Enfin, ne pas croire à la nouveauté signifie aussi s’émanciper des effets de mode que j’évoquais plus haut. Ce décalage m’est salutaire. Non pas que je me désintéresse de ce qui anime mes semblables, seulement bien souvent les préoccupations médiatisées ne m’apparaissent pas avec l’urgence qu’on voudrait leur donner. Tout est affaire de sens, le sens que l’on donne à son inscription dans le monde: si l’actualité littéraire affuble cette inscription d’un sens nouveau, il m’est alors possible de m’y plonger comme cela avait été le cas avec le livre de Vizinczey intitulé Eloge des femmes mûres.

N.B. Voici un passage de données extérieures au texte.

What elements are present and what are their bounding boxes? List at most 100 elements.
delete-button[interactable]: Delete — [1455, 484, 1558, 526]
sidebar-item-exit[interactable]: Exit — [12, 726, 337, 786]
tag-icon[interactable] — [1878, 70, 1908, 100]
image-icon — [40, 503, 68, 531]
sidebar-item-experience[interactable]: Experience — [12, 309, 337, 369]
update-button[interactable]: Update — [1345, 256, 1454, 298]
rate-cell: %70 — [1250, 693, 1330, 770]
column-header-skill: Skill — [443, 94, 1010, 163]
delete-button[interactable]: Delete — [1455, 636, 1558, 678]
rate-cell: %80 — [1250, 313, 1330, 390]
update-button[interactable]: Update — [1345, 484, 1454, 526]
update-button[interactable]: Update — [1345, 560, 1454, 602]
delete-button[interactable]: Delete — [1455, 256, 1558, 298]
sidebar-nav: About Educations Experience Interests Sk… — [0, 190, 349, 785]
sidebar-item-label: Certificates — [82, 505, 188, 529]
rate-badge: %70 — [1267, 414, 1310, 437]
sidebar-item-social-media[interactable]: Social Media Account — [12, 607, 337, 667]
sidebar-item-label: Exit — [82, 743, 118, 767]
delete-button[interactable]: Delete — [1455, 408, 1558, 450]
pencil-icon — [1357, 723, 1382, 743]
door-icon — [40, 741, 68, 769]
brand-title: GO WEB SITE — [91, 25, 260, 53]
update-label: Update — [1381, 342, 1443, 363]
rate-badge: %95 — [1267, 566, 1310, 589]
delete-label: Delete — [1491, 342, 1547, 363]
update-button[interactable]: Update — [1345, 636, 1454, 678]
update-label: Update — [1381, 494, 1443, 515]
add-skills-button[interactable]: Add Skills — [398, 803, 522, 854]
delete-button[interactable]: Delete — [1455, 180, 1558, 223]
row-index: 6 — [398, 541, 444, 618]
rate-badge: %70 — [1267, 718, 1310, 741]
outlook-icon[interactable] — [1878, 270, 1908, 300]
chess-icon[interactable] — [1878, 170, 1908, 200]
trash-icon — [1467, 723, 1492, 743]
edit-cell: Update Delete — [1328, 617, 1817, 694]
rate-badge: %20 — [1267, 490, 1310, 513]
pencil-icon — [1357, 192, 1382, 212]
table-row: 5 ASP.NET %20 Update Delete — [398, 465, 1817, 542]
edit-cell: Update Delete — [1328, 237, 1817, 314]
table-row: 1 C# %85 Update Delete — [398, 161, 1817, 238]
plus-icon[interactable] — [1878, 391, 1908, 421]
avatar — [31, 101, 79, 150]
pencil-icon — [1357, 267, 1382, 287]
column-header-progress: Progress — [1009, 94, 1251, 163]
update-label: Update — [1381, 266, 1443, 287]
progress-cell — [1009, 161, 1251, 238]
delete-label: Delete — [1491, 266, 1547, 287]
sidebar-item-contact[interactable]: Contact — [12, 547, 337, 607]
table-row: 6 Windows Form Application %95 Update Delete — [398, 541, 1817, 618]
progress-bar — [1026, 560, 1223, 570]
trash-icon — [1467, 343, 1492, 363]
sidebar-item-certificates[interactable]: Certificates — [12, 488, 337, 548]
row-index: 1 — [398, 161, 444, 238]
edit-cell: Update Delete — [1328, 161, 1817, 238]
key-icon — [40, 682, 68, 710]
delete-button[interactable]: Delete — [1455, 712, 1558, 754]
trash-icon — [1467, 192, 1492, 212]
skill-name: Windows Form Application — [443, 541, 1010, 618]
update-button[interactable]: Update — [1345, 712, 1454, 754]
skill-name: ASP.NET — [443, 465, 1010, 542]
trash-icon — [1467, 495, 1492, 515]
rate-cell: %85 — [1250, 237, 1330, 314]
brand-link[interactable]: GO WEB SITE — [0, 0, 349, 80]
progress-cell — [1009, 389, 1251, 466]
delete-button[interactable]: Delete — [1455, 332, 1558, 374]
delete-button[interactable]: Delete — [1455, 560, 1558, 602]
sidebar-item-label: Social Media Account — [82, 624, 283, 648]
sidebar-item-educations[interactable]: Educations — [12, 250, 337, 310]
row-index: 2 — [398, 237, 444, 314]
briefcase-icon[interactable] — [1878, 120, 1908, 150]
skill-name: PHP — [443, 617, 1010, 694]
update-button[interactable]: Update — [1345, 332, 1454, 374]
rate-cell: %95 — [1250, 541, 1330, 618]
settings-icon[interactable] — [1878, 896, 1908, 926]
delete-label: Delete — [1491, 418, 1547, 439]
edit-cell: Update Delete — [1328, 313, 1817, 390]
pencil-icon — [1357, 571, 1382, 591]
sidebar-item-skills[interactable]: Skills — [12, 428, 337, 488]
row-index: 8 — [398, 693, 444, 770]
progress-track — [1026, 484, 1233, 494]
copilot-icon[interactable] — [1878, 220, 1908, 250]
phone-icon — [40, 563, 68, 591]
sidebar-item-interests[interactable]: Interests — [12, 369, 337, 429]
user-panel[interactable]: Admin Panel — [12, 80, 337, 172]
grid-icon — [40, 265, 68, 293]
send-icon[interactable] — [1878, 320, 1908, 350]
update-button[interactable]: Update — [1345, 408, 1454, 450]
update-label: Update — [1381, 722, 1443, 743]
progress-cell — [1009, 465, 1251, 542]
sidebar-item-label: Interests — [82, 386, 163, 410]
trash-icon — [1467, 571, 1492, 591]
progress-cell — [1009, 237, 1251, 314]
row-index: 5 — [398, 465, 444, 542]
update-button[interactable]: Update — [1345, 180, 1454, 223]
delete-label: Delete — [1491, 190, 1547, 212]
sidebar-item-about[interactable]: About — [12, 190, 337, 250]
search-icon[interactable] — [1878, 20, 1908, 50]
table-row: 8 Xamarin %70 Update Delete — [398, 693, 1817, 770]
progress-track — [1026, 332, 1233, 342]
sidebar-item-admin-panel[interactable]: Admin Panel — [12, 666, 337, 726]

Mais mon expérience quotidienne au Service Achat Occasion me montre toute la synchronicité des rencontres littéraires a priori fortuites. Ces rencontres alimentent la plupart de mes lectures. D’ailleurs bien souvent, ces livres sont les perdants de l’histoire de l’édition, oubliés, dévalués, les libraires n’en veulent plus parce qu’à un moment de leur histoire, les lecteurs les ont boudé, où même plus simplement ignoré. Les exemples sont légions, mais régulièrement au coeur de ces flux de livres, se trouve une perle rare. C’est ainsi qu’à Marseille j’ai découvert L’économique et le vivant de René Passet, ou plus récemment le livre d’Odile Vaudelle, Odile, la femme à Choron. C’est ainsi que les merveilleux textes de Manuel de Dieguez ne se rencontrent plus dans les fonds de librairie, et que l’oeuvre de Ludovic de Gaigneron n’a pas été rééditée depuis les années 50, idem pour le travail autobiographique passionnant de Jeanne Ancelet-Hustache, traductrice de maître Eckhart, ou les romans de Mario Meunier.
La nouveauté est comme toute l’histoire éditoriale qui se déroule quotidiennement sous mes yeux d’acheteurs d’occasion: elle est faite de textes essentiels rarement, de grands textes parfois, et d’une multitude de livres dévalués qui un jour, pour certains ont rencontré un succès, et pour beaucoup d’autres, un oubli presque instantané. A la faveur de ce qui se manifeste spontanément au coeur de mon expérience quotidienne, vient se loger parfois un trésor que je reconnais mais qui curieusement ne prend de valeur qu’à mes yeux. Le travail sur l’occasion réintroduit la richesse d’un fond que la pression de la nouveauté tendrait à effacer si l’on n’y prenait garde. Il réintroduit au coeur de la mémoire oublieuse des libraires, toute la fraîcheur des livres anciens que l’on me propose. Il dépoussière notre regard habitué au traitement de la nouveauté, et, avec une audace anarchique, vient enrichir l’offre des livres qui orne nos étagères. Il permet enfin au libraire de se faire un peu “éditeur de circonstance” en offrant à un auteur, le temps d’une rencontre, la possibilité de voir son texte connaître un réseau de diffusion élargie.